平生も言ってくれましたが、ゲームの入りが課題だったのでそこを夏合宿では練習してきたことを出してくれたのが良かったですね。あとはディフェンスも前にしっかり上がってプレッシャーをかけてくれた。
課題はセットプレーですね。もっともっと圧倒していかないと上位チームに対しては厳しいかなと思っています。敵陣に入ったときも今日は何度かミスがあったり、取り切れなかった場面があったので、そこは修正していかないとベスト4には届かないのかなと思っています。
――平生キャプテンについて
もっとやれるはずです。本当に日本一のHOになれると思いますし、僕らは期待しかしないので、全然甘やかさないでいきます。(いいところは)もちろんプレーもそうですし、人間性というかリーダーシップという面でも、今年2月からチームが始まって本当に良く引っ張って来てくれています。言葉でも行動でも本当に厳しく、ラグビー以外の面でも彼がチームを作ってきたので本当に信頼しています。
関西学院大学 HO平生翔大キャプテン
本日のゲームは雨であったり、途中イエローカードであったりうまくいかない時間というのもあったんですけど、メンバー15人がゲームに出れないメンバーの文までひたむきに笛がなるまでプレーできたところは良かったかなというのと、課題であったゲームの入りのところがうまく今日の試合ではハマっていたと思うので、前半後半どっちも取れたのは良かったかなと思います。
――同じポジションで意識している選手は?
同年代ではやっぱり代表に入った佐藤健次(早稲田)選手がいるので、もちろん意識するとかあるんですけど、まずはこのチームでベスト4を達成するところにフォーカスしながらやっていきたいです。
関西大学 佐藤貴志監督
昨年からモールは関大の強みでもあります。そういったところは継続してきた結果がでたと思います。今日の大きな収穫はセットプレーのところなので、いい意味で自信にしていきたい。リーグ戦なので、これからどう切り替えていくかということがすごく大事なんだと思っています。
関西大学 CTB石川海翔キャプテン
準備してきたものを出せずにまた違う変わったものを出してしまって、相手にボールを拾われて相手にスコアをされてしまいました。

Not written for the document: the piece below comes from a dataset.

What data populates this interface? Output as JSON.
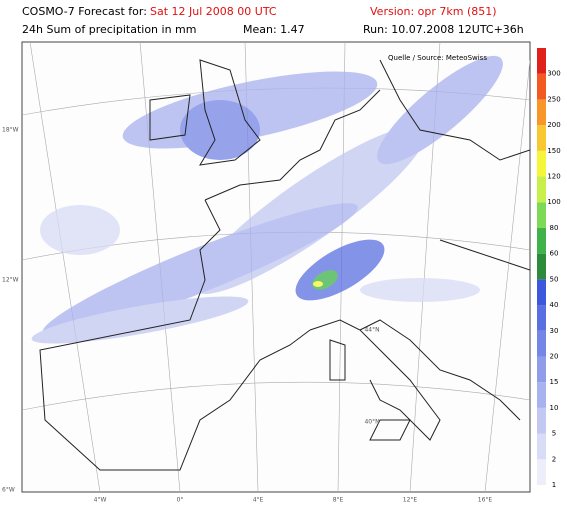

(その要因は?関学のプレッシャー?)そうですね、圧もありましたけど、やっぱり一人ひとりの視野が狭くなってしまうことによると思います。相手のプレッシャーに対して、全体を見渡せなくて、ロッカールームで修正ポイントを言われたんですけど、現場で試合に出ている自分たちの中で修正する力が特に後半のところでは出すことができなかった。
本来であれば、相手のディフェンスの立ち位置でタックルの弱い選手に向けて自分たちの強いキャリアをあてていくことをしたかったです。